I am trying to learn from the ground up with what i thought would be an easy exercise.
What I would like to do: Read a table from a PDF file (lab data reports), extract the data, and write them to a CSV file. Eventually I would like to read tables from several PDF files and write them to a single CSV file.
What I did: I found a library called pdftextract ( pdftextract · PyPI ) which at least got me to read in the pdf and find the table i want. I thought this would be good because the author mentions you can us regex on the data.
Heres what i have, just playing with it:
from pdftextract import XPdf
file_path = "Test.pdf"
pdf = XPdf(file_path)
txt = pdf. to_text (table-True)
tables = pdf.table[:]
print (len(tables)) # prints how many tables were found in pad
print(tables ) # print formatted content of table 3
table3_ data = tables .data # will return all rows in table 3 except headers
The resulting table has some characters and columns i don’t need. The first column is the chemical name, that’s fine. The second column has the lab result but with some letters in front and behind it, that i would like to remove. the last column i don’t need at all.

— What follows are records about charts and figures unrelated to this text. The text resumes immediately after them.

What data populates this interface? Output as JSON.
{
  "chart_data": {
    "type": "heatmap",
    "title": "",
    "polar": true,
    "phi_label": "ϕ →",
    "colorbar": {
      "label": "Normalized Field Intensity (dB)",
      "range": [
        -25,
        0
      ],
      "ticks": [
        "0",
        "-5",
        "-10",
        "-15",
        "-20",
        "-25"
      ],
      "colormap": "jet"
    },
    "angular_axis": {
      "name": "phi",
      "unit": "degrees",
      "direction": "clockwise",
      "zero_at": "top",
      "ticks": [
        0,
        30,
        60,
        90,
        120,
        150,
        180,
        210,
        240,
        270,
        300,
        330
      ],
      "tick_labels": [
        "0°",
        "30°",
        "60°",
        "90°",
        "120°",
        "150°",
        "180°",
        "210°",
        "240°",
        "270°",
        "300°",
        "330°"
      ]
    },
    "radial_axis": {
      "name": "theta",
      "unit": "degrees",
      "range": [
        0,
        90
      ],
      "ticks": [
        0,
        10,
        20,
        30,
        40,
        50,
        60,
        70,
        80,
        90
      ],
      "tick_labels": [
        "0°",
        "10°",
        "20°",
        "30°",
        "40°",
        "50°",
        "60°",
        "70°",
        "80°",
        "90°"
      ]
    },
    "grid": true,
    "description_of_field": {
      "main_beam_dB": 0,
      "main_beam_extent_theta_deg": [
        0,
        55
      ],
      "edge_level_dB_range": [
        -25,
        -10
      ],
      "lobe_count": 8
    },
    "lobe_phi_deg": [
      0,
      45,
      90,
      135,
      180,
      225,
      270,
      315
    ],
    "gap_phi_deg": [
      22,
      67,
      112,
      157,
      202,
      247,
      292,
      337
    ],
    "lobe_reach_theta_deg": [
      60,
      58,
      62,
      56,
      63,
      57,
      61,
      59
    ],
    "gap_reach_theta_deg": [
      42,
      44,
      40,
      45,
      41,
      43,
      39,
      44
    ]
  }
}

I thought i could use some regex commands (like “pattern” since all the letters to be removed are the same) to remove the letters from the second column but i dont fully understand how to loop through the rows of a table that was read in through this library. I tried table3_data.replace(‘ug/L ‘,’’) but got AttributeError: List object has no attribute ‘replace’.
I think in general I am having a hard time understanding how to manipulate tables in python, and searching online only gives me results such as creating tables. I would like to do this without any additional libraries if possible, just so i can better learn the syntax and see the logic in front of me.
The standard way of extracting dataframes from PDF is by using Tabula, which you can then write into a CSV with df.to_csv.
I think in general I am having a hard time understanding how to manipulate tables in python
99% of the time you use pandas for that. Don’t worry about the remaining 1% for now.
I would like to do this without any additional libraries if possible
I strongly recommend you to avoid this mentality. If there is one library you have to learn to be decent at Python data wrangling, it absolutely has to be pandas. Trying to go around that is like trying to build a house out of bricks without using any cement - doable, but probably a huge waste of time.
ok, thank you so much. I had read somewhere else to not rely on libraries at the beginning, I waffled a bit when i read that, so its good to be told thats wrong. Everything i searched on the topic came up with pandas.
I will retry and attack this from that approach, as you suggest - certainly at least theres a lot more resources and examples.
This is a terrible take. The whole point of Python is its gamut of amazing libraries to make some task at hand feel much easier to understand. Since I am an experienced Python user I can personally rely on raw
sqllite3 to write my SQL queries, navigate the web with
urllib or use
ElementTree to parse my XML files, but good like trying to write SQL without an ORM like
SQLAlchemy, send a GET request without
requests, or trying to navigate XML without using
xmltodict if you struggle to make a for loop. You’d literally be 5 times less productive. The very few kinds of libraries you’d probably want to avoid using as a beginner are optimization-focused like
orjson as opposed to
cytoolz as opposed to
functools, which basically do the same thing productivity-wise but in a more performant or elegant way.
Ok, thank you - I understand your point of view, but as a beginner who grew up on Fortran, its such a new way of life.
Back to my little code: I got Tabula and everything up and running. I converted the pdf and managed to get my table off the second page and deleted the columns I dont need. Much easier, for sure.
Now my issue is this: I want to delete rows that have the word “sum” in them, whether it be “sum” or “total_sum” under a column called “Parameter”.
I tried the following and the code runs, but does not drop the rows
discard = ['Sum', 'sum']
Just like in Fortran, you would need to reassign the expression return value to a variable:
table = table[~table.Parameter.str.lower().str.contains("sum")]
In every language I know, most of the features are provided in libraries. This is true of C, C++, Java, etc. Python fits right in with that approach.
Yeah, and for example in R if you don’t use tidyverse and especially magrittr pipes you may as well have not used the language at all.